Qualcomm claims that both 20nm chips will be smaller, lighter and more power efficient. The octa-core 810 is the more appealing of the pair. It'll sport four Cortex-A57 cores for power-intensive tasks and four lower-power Cortex-A53 cores for those times you don't need the extra oomph. Additionally, it will come with support for 4K displays, LPDDR4 RAM (which is faster and more efficient than LPDDR3), voice activation and dual Image Signal Processors for better imaging. The included Adreno 430 GPU is supposed to be 30 percent faster than the 420, which isn't even out in today's flagships yet (we're expecting it in the Snapdragon 805, which will debut later this year). It will also support Cat 6 LTE-Advanced (the modem is integrated directly into the chip this time) and 2-stream multi-user MIMO; this basically means that your WiFi connection will be significantly faster and more efficient than what you've got on your phone or tablet right now. If Qualcomm can deliver exactly what it's promising here, next year's high-end devices will be incredibly impressive.
The 808 shouldn't be ignored either, and not just because it bears the same name as a famous drum machine. This chipset will come with six cores (two A57 and four A53), 2K display support, LPDDR3 RAM and an Adreno 418 GPU, which claims to be 20 percent faster than the Adreno 330 (which can be found in today's flagships).
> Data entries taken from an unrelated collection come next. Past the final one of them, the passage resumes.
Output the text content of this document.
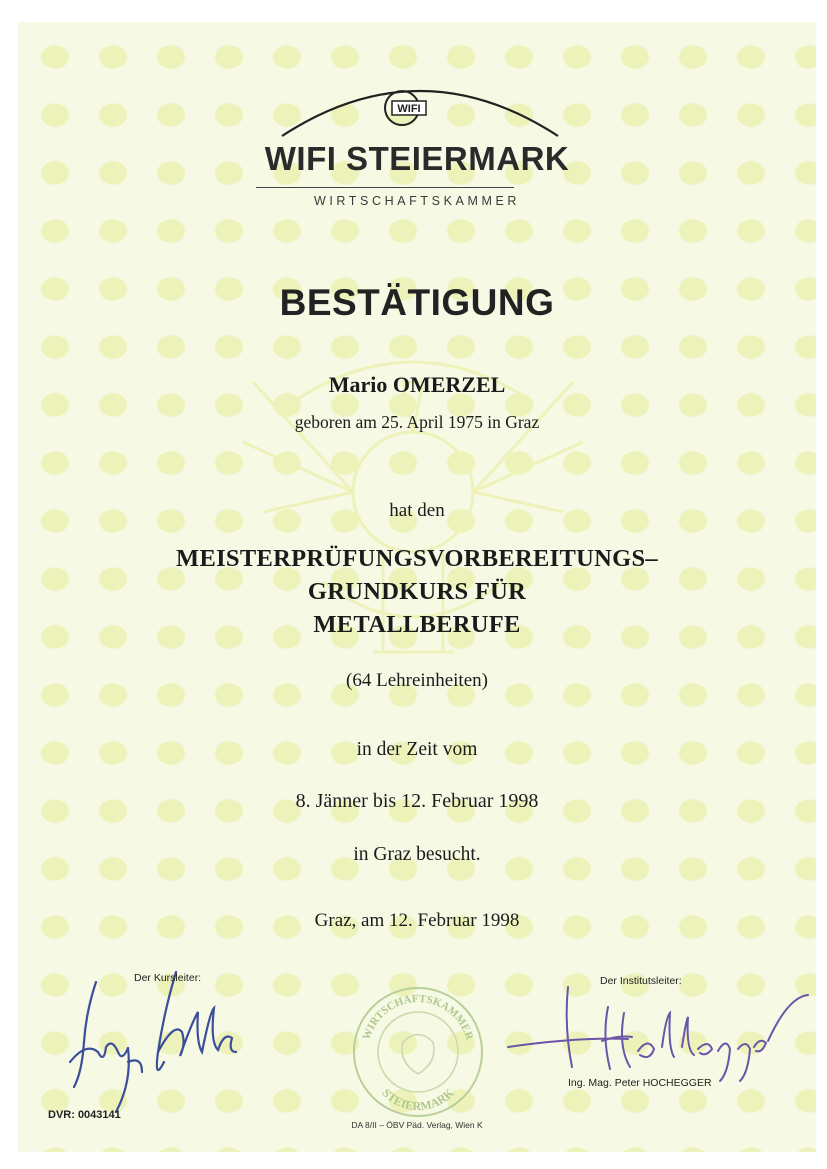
WIFI
WIFI STEIERMARK
WIRTSCHAFTSKAMMER
BESTÄTIGUNG
Mario OMERZEL
geboren am 25. April 1975 in Graz
hat den
MEISTERPRÜFUNGSVORBEREITUNGS–
GRUNDKURS FÜR
METALLBERUFE
(64 Lehreinheiten)
in der Zeit vom
8. Jänner bis 12. Februar 1998
in Graz besucht.
Graz, am 12. Februar 1998
Der Kursleiter:
WIRTSCHAFTSKAMMER
STEIERMARK
Der Institutsleiter:
Ing. Mag. Peter HOCHEGGER
DVR: 0043141
DA 8/II – ÖBV Päd. Verlag, Wien K
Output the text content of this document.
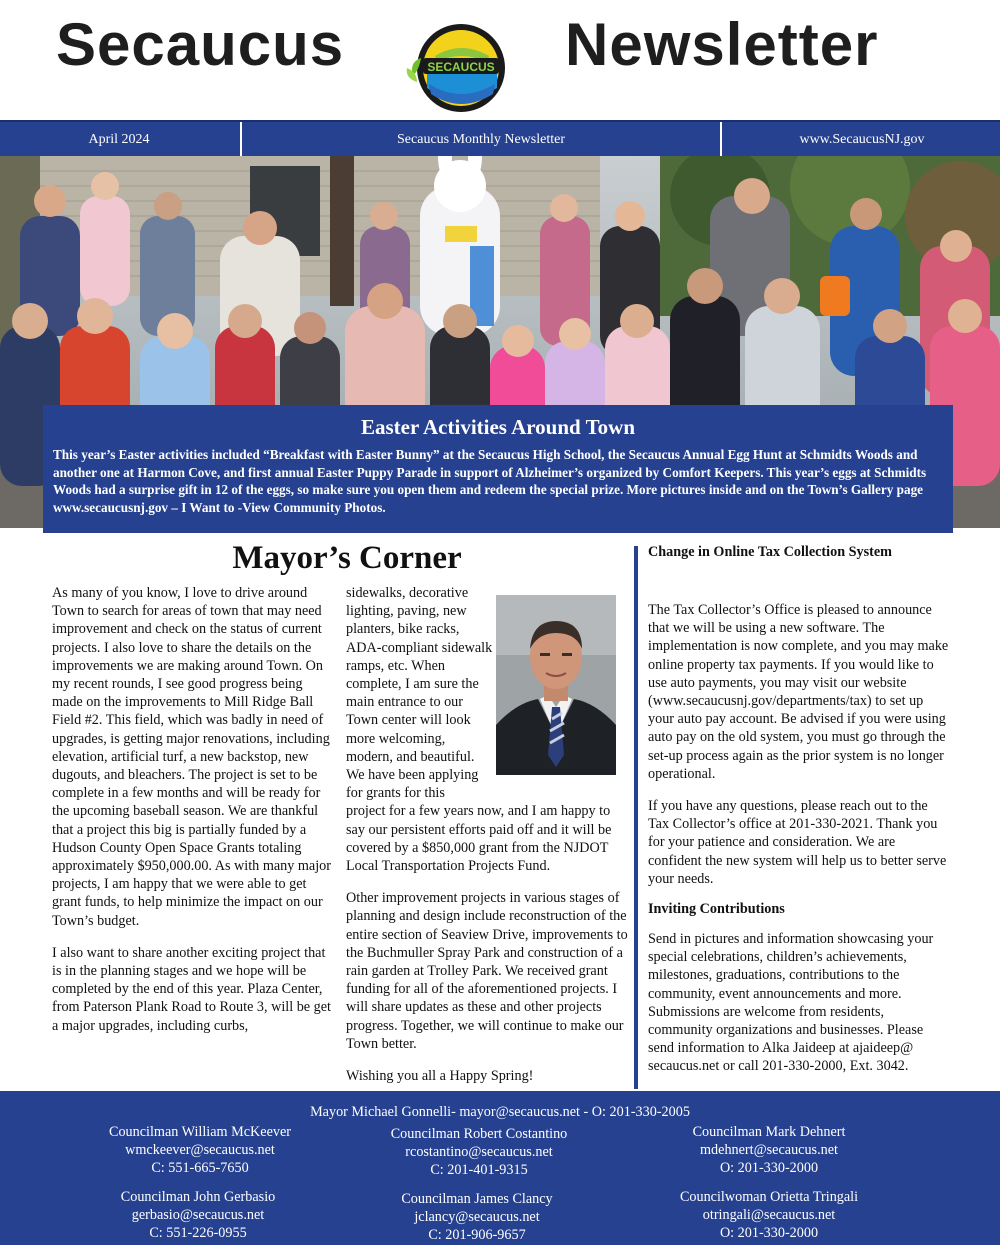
Secaucus	SECAUCUS Newsletter
April 2024	Secaucus Monthly Newsletter	www.SecaucusNJ.gov
Easter Activities Around Town

This year’s Easter activities included “Breakfast with Easter Bunny” at the Secaucus High School, the Secaucus Annual Egg Hunt at Schmidts Woods and another one at Harmon Cove, and first annual Easter Puppy Parade in support of Alzheimer’s organized by Comfort Keepers. This year’s eggs at Schmidts Woods had a surprise gift in 12 of the eggs, so make sure you open them and redeem the special prize. More pictures inside and on the Town’s Gallery page www.secaucusnj.gov – I Want to -View Community Photos.

Mayor’s Corner

As many of you know, I love to drive around Town to search for areas of town that may need improvement and check on the status of current projects. I also love to share the details on the improvements we are making around Town. On my recent rounds, I see good progress being made on the improvements to Mill Ridge Ball Field #2. This field, which was badly in need of upgrades, is getting major renovations, including elevation, artificial turf, a new backstop, new dugouts, and bleachers. The project is set to be complete in a few months and will be ready for the upcoming baseball season. We are thankful that a project this big is partially funded by a Hudson County Open Space Grants totaling approximately $950,000.00. As with many major projects, I am happy that we were able to get grant funds, to help minimize the impact on our Town’s budget.

I also want to share another exciting project that is in the planning stages and we hope will be completed by the end of this year. Plaza Center, from Paterson Plank Road to Route 3, will be get a major upgrades, including curbs,

sidewalks, decorative lighting, paving, new planters, bike racks, ADA-compliant sidewalk ramps, etc. When complete, I am sure the main entrance to our Town center will look more welcoming, modern, and beautiful. We have been applying for grants for this

project for a few years now, and I am happy to say our persistent efforts paid off and it will be covered by a $850,000 grant from the NJDOT Local Transportation Projects Fund.

Other improvement projects in various stages of planning and design include reconstruction of the entire section of Seaview Drive, improvements to the Buchmuller Spray Park and construction of a rain garden at Trolley Park. We received grant funding for all of the aforementioned projects. I will share updates as these and other projects progress. Together, we will continue to make our Town better.

Wishing you all a Happy Spring!

Change in Online Tax Collection System

The Tax Collector’s Office is pleased to announce that we will be using a new software. The implementation is now complete, and you may make online property tax payments. If you would like to use auto payments, you may visit our website (www.secaucusnj.gov/departments/tax) to set up your auto pay account. Be advised if you were using auto pay on the old system, you must go through the set-up process again as the prior system is no longer operational.

If you have any questions, please reach out to the Tax Collector’s office at 201-330-2021. Thank you for your patience and consideration. We are confident the new system will help us to better serve your needs.

Inviting Contributions

Send in pictures and information showcasing your special celebrations, children’s achievements, milestones, graduations, contributions to the community, event announcements and more. Submissions are welcome from residents, community organizations and businesses. Please send information to Alka Jaideep at ajaideep@ secaucus.net or call 201-330-2000, Ext. 3042.

Mayor Michael Gonnelli- mayor@secaucus.net - O: 201-330-2005
Councilman William McKeever
wmckeever@secaucus.net
C: 551-665-7650
Councilman Robert Costantino
rcostantino@secaucus.net
C: 201-401-9315
Councilman Mark Dehnert
mdehnert@secaucus.net
O: 201-330-2000
Councilman John Gerbasio
gerbasio@secaucus.net
C: 551-226-0955
Councilman James Clancy
jclancy@secaucus.net
C: 201-906-9657
Councilwoman Orietta Tringali
otringali@secaucus.net
O: 201-330-2000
We're not entirely sure how this chip will be positioned when compared to the 810 and 610/615, but naturally we're expecting it to be somewhere in between.
Interestingly, Qualcomm's sharing the roadmap to its premium Snapdragon chipset lineup much earlier than it usually does; the 810 and 808 won't be available on devices until the first half of 2015. This is largely due to competitive pressure: MediaTek, Intel and NVIDIA are going big by pushing out chips with 64-bit support and, in some cases, eight cores. Given how fast the industry is iterating, it's not hard to see that Qualcomm -- which currently dominates much of the mobile chipset market -- doesn't want to lose momentum or popularity.